What’s most surprising, and most rewarding, is how seamlessly this hybridisation works. Labyrinth is a long book — properly long — yet it doesn’t waste a single page. Every chapter feels intentionally placed, every reveal carefully measured, and every moment of stillness purposeful. Riddle has always been good at pacing, but here he shows a newfound precision: even when the narrative detours, it does so with deliberateness, as though the reader needs that slight spiral to appreciate the ultimate straight line.
Part of that sharpness is no doubt the result of what Riddle himself reveals in the afterword. He speaks candidly about the difficulties he experienced while writing the book — the doubt, the rewrites, the endless reshaping of a story that refused to settle until it became the version we now hold. You can feel that struggle in the best way possible: the prose has a density to it, a refined quality suggesting that everything extraneous was pared away in the crucible of revision. The book carries the imprint of labour, of someone wrestling a complex idea into something both gripping and gracefully accessible. It’s rare to see that kind of vulnerability from an author, and it adds a layer of appreciation for the craft behind the narrative.
The thriller elements — the heightened danger, the knife-edge pacing, the claustrophobic sense of not knowing who to trust — are where the book’s evolution truly shines. Riddle experiments with structure and tension more boldly than in his prior works, often favouring immediacy over slow world-building. Yet he never abandons the intellectual spark that long-time readers (myself included) look for. Instead, he melds his signature SF frameworks with temporal puzzles, psychological complexity, and the kind of breathless momentum that keeps you turning pages long past midnight.

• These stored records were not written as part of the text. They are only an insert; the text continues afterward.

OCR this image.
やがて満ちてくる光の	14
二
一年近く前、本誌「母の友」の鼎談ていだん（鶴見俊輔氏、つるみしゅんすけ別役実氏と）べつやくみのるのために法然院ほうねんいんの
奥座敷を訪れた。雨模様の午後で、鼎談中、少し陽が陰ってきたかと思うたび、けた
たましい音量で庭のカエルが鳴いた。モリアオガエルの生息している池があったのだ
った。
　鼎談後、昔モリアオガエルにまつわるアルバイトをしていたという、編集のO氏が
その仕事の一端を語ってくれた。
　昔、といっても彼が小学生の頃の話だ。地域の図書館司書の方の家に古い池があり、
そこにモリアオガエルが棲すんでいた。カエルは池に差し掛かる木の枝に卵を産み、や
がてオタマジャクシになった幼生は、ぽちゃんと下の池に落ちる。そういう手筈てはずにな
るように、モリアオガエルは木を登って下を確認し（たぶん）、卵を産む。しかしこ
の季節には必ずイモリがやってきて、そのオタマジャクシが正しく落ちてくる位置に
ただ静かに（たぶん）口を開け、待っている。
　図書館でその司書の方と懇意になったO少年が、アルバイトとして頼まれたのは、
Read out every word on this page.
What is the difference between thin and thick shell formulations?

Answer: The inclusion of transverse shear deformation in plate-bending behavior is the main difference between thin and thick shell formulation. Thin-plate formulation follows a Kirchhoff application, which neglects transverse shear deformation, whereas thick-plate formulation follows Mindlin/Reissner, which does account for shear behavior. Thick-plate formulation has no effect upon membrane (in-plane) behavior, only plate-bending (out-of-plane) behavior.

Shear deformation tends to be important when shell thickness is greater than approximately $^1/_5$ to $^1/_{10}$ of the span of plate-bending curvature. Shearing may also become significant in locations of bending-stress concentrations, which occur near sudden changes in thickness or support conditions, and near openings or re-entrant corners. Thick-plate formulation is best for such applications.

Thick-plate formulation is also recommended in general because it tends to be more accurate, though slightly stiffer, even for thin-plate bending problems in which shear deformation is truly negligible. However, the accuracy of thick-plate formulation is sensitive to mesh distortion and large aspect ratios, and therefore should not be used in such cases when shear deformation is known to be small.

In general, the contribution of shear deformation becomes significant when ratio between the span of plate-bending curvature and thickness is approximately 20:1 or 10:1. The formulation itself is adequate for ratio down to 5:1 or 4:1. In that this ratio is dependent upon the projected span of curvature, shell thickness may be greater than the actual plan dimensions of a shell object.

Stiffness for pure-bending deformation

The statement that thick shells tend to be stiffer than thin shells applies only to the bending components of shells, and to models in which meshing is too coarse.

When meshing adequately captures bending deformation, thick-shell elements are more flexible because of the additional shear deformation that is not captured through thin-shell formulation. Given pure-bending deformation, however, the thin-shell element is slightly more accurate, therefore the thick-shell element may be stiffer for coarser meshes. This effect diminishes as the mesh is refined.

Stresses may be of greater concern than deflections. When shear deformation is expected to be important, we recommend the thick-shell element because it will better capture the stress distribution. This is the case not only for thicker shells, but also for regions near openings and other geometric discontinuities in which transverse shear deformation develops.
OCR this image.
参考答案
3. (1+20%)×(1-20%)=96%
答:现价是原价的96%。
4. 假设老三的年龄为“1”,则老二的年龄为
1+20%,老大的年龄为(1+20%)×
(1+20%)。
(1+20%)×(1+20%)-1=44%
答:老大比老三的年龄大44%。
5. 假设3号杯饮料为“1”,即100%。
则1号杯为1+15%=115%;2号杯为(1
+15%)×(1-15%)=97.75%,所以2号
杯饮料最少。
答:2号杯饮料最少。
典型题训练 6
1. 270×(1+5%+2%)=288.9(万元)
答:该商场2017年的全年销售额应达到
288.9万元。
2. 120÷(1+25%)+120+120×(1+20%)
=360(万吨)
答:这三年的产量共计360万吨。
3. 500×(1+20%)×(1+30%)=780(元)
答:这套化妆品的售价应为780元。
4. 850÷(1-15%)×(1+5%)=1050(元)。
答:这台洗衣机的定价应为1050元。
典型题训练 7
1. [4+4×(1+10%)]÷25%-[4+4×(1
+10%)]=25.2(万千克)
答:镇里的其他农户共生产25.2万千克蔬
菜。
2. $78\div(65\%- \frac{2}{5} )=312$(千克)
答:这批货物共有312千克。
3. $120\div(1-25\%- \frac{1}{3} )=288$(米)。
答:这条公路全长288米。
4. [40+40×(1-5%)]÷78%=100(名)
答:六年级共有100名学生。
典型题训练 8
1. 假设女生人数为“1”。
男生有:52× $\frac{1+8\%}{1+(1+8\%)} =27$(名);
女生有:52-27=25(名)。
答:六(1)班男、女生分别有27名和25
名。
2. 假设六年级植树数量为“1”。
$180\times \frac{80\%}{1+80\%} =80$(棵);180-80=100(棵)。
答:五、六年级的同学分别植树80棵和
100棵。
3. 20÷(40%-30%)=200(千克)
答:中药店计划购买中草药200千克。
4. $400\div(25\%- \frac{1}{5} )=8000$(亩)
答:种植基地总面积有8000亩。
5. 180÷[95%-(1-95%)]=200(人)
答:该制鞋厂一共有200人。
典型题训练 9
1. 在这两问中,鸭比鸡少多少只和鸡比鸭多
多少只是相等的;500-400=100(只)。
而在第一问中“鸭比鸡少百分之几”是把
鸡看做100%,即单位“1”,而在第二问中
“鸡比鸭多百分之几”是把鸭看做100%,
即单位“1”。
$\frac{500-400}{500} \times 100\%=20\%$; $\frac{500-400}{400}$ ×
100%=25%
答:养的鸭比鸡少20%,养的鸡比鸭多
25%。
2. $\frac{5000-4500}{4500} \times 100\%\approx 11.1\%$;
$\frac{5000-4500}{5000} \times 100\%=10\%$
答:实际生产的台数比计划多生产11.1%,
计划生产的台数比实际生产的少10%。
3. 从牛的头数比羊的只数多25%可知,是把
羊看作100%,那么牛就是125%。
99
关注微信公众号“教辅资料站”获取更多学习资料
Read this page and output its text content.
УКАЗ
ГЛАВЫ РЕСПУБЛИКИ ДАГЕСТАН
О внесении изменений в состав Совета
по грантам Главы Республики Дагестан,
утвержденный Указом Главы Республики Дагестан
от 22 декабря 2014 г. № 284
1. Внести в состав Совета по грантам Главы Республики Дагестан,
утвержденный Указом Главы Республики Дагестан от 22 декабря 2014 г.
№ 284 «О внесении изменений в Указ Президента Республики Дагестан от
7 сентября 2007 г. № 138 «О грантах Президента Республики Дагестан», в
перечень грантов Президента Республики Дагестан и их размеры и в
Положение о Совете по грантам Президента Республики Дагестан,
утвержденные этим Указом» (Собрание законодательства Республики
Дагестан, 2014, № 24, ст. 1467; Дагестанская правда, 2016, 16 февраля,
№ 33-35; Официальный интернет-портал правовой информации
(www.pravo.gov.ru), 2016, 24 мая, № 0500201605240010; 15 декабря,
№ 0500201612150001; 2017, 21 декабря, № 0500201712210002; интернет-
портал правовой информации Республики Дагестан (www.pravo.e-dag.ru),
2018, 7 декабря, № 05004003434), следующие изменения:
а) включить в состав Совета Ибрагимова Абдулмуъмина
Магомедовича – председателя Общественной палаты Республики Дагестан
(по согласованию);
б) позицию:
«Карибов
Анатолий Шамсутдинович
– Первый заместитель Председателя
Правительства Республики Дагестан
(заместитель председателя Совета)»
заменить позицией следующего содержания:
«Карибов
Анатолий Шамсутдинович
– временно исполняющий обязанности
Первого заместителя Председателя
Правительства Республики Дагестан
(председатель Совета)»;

For me, Labyrinth falls just shy of a perfect 5-star rating, but only because there are a handful of moments where its sheer ambition threatens to spill over its narrative edges. These are minor quibbles — barely scratches, really — but enough to stop me from committing to the absolute top score.
Still, this is Riddle at his most daring, his most polished, and arguably his most emotionally resonant. It feels like the work of an author who pushed himself into discomfort and emerged sharper for it.
A labyrinth worth getting lost in — and one I’ll be thinking about for a long while after closing the final page.